EM : C’est le moment de vérité. D’abord, sur le plan sanitaire vous avez raison. Nous étions tous sous stress des matériaux qui ne sont pas produits chez nous. Et donc on a tous été… C’était très dur d’aider l’Italie quand le choc arrivait sur le plan des matériels parce qu’on en manquait tous. Alors on en a fait des gestes, nous on a livré plusieurs millions de masques aux Italiens. Nous on s’est engagé, moi je livrerai des respirateurs. Et donc on a eu la solidarité. Moi je m’enorgueillis que la France n’ai pas fermé sa frontière avec l’Italie. A aucun moment nous n’avons cédé à cela, ce que d’autres ont fait, je le regrette. Parce que je considère que d’abord ça ne sert à rien et on doit cette solidarité au peuple Italien. Mais au moment où le choc est arrivé d’abord en Lombardie puis dans le reste de l’Italie, c’était très dur d’avoir… Il aurait fallu le faire au fond à ce moment-là, mais même l’Italie n’a pas pu l’organiser comme ça, un transfert de patients vers d’autres régions qui étaient moins touchées.
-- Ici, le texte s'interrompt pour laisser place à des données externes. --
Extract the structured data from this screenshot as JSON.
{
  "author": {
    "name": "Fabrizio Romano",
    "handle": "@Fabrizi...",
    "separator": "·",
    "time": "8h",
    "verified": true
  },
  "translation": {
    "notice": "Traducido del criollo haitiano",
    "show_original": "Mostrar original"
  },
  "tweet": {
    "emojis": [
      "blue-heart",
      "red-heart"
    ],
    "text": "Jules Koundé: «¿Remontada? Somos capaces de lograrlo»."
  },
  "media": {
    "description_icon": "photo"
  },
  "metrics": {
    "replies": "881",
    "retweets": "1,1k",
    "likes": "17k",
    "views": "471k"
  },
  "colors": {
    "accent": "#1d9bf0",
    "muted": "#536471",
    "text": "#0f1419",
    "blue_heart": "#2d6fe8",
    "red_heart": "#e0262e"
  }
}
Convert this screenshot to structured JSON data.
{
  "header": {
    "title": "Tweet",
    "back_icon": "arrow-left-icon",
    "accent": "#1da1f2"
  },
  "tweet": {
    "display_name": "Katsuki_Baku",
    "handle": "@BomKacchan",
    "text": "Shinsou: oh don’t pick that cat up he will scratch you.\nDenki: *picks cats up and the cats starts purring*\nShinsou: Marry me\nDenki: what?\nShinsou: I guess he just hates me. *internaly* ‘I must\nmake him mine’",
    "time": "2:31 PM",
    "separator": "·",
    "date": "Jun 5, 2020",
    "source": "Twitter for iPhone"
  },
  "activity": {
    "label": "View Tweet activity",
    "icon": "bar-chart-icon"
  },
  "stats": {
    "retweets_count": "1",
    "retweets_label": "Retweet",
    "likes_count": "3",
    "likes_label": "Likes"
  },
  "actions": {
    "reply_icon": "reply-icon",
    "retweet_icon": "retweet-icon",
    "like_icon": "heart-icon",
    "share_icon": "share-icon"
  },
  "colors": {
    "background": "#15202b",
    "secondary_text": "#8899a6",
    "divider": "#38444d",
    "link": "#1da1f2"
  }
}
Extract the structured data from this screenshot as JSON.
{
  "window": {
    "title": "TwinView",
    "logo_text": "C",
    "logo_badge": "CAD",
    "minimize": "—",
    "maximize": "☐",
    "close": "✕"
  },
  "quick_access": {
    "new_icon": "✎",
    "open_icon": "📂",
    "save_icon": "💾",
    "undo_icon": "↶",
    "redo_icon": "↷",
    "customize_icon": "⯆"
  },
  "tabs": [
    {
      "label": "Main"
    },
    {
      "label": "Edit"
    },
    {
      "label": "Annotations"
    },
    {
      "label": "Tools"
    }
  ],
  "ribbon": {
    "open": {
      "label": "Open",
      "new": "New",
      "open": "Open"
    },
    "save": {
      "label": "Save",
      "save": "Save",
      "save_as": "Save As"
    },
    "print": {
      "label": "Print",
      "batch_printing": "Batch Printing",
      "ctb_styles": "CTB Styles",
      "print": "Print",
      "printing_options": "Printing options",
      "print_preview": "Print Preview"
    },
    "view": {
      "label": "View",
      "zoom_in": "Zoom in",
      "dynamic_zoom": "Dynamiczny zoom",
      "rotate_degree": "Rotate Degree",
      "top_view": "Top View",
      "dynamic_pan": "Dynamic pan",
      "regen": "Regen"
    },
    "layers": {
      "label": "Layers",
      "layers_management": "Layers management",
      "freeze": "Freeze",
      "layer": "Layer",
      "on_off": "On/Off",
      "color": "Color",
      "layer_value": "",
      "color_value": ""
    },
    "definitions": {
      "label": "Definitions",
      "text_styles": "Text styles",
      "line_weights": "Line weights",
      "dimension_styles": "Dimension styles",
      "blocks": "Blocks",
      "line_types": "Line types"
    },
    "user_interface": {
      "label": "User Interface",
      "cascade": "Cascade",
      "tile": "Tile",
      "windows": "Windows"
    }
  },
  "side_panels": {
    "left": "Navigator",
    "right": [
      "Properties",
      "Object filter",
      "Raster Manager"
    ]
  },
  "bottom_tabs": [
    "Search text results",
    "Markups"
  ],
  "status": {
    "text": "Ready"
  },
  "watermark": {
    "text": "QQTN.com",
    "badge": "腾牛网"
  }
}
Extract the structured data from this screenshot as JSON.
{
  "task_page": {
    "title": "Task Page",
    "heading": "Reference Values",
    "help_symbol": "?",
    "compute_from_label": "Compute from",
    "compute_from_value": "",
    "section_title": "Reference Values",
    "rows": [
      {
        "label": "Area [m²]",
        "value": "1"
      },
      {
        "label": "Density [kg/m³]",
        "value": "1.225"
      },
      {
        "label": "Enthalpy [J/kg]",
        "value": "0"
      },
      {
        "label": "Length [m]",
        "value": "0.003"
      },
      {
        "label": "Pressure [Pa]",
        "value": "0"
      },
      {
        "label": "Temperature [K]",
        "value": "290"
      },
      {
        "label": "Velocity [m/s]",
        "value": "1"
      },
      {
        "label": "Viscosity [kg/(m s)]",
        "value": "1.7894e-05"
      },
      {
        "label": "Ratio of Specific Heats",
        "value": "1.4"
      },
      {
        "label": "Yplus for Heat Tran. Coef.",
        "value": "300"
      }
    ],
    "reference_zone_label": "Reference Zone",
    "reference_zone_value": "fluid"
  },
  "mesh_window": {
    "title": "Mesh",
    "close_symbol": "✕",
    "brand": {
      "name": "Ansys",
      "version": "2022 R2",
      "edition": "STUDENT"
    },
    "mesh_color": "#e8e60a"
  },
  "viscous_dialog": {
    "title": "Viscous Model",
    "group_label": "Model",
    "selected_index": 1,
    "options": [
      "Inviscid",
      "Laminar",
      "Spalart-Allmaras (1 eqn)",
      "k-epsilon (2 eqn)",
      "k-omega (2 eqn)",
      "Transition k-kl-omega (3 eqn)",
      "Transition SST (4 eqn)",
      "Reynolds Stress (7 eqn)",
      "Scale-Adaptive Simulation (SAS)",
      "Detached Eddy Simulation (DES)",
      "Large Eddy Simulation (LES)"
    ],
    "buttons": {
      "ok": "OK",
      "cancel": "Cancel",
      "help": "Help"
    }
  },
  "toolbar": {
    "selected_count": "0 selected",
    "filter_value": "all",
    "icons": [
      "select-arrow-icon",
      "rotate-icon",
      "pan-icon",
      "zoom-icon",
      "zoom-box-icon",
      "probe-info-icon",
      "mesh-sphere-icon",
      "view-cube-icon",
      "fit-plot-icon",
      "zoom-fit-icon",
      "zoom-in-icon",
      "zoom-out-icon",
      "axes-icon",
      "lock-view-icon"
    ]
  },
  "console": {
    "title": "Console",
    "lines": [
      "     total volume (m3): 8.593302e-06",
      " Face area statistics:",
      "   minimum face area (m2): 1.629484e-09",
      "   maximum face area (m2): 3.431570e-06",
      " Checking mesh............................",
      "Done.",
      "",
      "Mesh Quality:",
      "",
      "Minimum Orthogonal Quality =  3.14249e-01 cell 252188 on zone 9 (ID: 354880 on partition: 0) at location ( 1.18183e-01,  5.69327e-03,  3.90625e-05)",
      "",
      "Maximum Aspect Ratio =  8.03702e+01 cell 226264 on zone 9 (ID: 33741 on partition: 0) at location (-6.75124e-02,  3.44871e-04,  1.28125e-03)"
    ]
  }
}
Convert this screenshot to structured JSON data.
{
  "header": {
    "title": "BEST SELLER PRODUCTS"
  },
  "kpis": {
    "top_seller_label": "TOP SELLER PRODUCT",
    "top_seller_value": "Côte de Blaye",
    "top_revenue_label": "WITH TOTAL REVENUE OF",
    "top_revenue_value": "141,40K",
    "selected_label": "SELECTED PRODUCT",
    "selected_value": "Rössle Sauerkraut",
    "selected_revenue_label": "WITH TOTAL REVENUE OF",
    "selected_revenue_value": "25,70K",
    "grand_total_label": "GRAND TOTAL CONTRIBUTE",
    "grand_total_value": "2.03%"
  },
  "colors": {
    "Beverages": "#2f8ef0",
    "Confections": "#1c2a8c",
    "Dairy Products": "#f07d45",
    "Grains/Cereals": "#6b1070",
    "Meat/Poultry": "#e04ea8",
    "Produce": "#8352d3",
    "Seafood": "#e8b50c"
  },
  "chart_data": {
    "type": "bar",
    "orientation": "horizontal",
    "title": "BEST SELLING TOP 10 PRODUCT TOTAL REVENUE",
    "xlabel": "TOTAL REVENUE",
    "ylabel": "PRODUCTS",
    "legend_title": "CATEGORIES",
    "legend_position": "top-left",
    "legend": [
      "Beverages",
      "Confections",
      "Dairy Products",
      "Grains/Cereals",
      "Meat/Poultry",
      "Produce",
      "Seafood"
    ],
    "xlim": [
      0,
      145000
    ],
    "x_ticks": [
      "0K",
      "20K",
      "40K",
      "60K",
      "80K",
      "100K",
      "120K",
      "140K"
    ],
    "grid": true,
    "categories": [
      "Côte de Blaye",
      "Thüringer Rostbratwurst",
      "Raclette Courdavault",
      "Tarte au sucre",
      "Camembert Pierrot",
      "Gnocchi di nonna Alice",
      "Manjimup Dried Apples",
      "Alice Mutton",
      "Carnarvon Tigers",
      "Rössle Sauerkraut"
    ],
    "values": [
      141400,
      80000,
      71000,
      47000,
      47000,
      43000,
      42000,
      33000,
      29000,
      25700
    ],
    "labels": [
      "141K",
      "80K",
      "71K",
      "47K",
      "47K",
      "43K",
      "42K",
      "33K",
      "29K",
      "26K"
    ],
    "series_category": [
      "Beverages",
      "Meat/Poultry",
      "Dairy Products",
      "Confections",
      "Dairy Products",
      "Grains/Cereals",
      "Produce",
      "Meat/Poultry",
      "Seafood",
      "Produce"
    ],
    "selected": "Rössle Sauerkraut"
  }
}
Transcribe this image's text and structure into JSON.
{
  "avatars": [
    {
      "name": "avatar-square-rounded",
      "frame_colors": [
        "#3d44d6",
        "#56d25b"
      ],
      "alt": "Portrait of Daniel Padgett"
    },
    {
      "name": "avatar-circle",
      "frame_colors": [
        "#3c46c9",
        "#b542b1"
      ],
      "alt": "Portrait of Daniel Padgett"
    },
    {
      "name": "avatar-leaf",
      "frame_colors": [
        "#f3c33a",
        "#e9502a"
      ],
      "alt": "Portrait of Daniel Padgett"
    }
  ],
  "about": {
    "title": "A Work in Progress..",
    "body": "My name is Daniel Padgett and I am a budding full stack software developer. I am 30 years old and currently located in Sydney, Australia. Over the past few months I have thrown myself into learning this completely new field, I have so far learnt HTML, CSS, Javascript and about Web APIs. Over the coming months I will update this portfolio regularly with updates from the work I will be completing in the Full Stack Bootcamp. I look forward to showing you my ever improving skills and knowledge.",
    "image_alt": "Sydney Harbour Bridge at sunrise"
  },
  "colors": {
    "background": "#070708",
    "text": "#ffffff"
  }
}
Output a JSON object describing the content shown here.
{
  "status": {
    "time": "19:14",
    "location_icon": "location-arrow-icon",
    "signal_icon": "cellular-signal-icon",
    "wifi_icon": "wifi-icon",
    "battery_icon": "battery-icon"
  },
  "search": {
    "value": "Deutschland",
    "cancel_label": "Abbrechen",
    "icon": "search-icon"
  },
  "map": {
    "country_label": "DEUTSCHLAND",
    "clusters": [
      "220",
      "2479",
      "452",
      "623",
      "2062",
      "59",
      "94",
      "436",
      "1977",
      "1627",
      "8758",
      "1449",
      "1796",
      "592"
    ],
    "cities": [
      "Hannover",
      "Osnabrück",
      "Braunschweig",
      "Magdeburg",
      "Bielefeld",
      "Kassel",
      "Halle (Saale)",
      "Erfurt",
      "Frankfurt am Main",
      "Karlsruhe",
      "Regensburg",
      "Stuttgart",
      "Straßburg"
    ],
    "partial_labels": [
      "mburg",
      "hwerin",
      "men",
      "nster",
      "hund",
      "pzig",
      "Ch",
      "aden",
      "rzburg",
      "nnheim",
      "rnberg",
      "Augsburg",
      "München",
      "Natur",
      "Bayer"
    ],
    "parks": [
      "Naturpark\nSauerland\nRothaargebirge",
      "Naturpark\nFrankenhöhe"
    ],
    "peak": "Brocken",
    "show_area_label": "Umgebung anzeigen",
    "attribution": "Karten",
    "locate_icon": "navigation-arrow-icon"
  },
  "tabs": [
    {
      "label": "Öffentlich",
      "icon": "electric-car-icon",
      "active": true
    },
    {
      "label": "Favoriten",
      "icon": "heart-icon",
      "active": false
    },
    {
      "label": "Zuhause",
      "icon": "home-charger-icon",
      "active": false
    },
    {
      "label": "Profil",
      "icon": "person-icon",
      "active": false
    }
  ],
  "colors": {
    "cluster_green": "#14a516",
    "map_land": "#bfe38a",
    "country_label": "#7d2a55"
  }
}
Ce qu’on a d’ailleurs pu nous-même faire quand on a vu ça, du Grand-Est vers d’autres pays que j’ai pu remercier, le Luxembourg, la Suisse, l’Autriche, l’Allemagne. Et donc ensuite on s’est amélioré sur la solidarité Européenne, je ne veux pas non plus quand même condamner. En première intention on
a eu un repli national, trop de pays ont fermés leurs frontières et n’ont géré que de manière nationale. Ensuite il y a quand même eu une solidarité sur le transfert de patient. La France en a bénéficié. Maintenant on est au moment de vérité sur l’économique et le financier. Mais il est indispensable. Parce que nous sommes à un moment, il faut être clair, comme je l’ai dit plusieurs fois, le choc qu’on vit n’est pas un choc asymétrique lié à la responsabilité d’un tel ou d’un tel. C’est un choc asymétrique, c’est une épidémie qui touche tout le monde. Je dirai même qu’on a des externalités négatives de l’Italie et de l’Espagne parce qu’on apprend de ce qu’ils ont fait. Ça se paye combien ? Ça vaut combien ? Ca vaut combien pour l’Allemagne, la Finlande, la France, le fait que le Lombardie ait été touchée plusieurs semaines avant et qu’on ait appris qu’ils se fermaient parce qu’ils ont été touchés ? Ça vaut quelque chose.
Mais derrière ça, c’est le fonctionnement même de l’Europe et de la zone Euro. Aujourd’hui nous fonctionnons en Zone Euro et en Union Européenne sans respecter nos traités. Parce que nos traités ils interdisent les aides d’Etats. Et aujourd’hui le système il fonctionne au fond comme s’il y avait des aides d’Etats. Parce que nous sommes tous en train d’apporter des garanties à nos entreprises. Ces garanties elles sont fondées sur la
signature souveraine, massive. Est-ce qu’aujourd’hui, la Grèce et l’Espagne peuvent apporter une garantie d’Etats qui est la même que l’Allemagne ou les Pays-Bas ? Non. Distorsion, ce n’est pas permis par les traités normalement cette affaire. Mais intellectuellement c’est vrai ce que je suis en train de dire. On ne le présente jamais comme tel, mais c’est la vérité. Et donc, je mettrai la France du côté de l’Allemagne. … Je peux apporter des garanties à mes entreprises, ce que je fais. La Grèce ne peut pas le faire autant. L’Espagne et l’Italie ne peuvent pas le faire autant, ce n’est pas juste. C’est une distorsion. Donc déjà aujourd’hui j’ai un problème.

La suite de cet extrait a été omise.